NATURE, LANDSCAPE, GARDEN: CONTEMPLATIVE INFLUENCES ON THE WORK OF NIKOLA DOBROVIĆ
Text topic: Architect Nikola Dobrović (1897–1967) – Fifty Years Later
Text author: Драгана Ћоровић
In the 1950s, Nikola Dobrović wrote about the concept of urban landscape, drawing explicit connections between the quality of space and the achieved social values. In explaining the polyvalent nature of urban landscape as “a new type of spaciousness of buildings and their plasticity, the hollow plasticity of the in-between spaces, architecture of the ground, greenery and the vistas in one organically designed composition whole”, Dobrović was among the first to study such issues in these parts of the world.
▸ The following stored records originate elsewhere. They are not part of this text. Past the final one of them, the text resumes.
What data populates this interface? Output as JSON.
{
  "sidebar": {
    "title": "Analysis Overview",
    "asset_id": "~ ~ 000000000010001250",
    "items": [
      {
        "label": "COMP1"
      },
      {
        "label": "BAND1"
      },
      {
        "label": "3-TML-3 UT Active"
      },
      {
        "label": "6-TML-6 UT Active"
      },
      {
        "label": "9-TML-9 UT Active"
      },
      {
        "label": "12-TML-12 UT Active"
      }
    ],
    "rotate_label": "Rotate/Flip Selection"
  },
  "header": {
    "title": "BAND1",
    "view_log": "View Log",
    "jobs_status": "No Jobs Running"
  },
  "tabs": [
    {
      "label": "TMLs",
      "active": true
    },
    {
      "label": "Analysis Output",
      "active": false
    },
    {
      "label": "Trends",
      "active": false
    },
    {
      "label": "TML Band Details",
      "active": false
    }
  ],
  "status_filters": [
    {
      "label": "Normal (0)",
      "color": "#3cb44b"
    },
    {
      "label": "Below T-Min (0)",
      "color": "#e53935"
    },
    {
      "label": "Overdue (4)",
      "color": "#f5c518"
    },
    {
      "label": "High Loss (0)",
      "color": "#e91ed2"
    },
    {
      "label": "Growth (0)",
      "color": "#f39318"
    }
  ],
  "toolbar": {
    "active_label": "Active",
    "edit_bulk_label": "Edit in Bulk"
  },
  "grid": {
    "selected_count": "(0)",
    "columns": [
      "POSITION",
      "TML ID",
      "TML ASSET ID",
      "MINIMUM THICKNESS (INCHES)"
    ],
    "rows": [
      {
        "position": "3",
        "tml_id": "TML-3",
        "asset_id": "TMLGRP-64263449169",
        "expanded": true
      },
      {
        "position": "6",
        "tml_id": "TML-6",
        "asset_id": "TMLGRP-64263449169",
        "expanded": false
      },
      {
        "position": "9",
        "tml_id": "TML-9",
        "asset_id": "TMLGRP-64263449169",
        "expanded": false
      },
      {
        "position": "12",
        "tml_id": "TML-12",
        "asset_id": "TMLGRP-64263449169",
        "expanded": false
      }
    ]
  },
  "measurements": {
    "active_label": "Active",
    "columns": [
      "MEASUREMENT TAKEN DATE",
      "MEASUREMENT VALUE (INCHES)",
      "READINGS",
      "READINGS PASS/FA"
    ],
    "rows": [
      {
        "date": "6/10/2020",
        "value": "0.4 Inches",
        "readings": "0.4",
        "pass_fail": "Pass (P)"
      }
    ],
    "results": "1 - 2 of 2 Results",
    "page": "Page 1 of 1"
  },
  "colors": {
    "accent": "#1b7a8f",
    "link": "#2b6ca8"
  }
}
This paper questions the outcomes of the theoretical postulates of his “spatial creativity” arising from his comprehensive understanding of the world as a whole: from nature to garden to landscape, i.e. translated into urban reality: from urban space to urban greenery to urban landscape. This article contains an extract from the informal notes of Nikola Dobrović, written in his notebooks, from the author’s legacy in the Archives of the Serbian Academy of Sciences and Arts in Belgrade, as well as part of the visual material, that is, photographs and visual representations of the Versailles Palace Gardens, also found in Dobrović’s Fund in the same Archives. These sources are to be considered throughout the process of understanding the origins of the architect’s spatial concepts.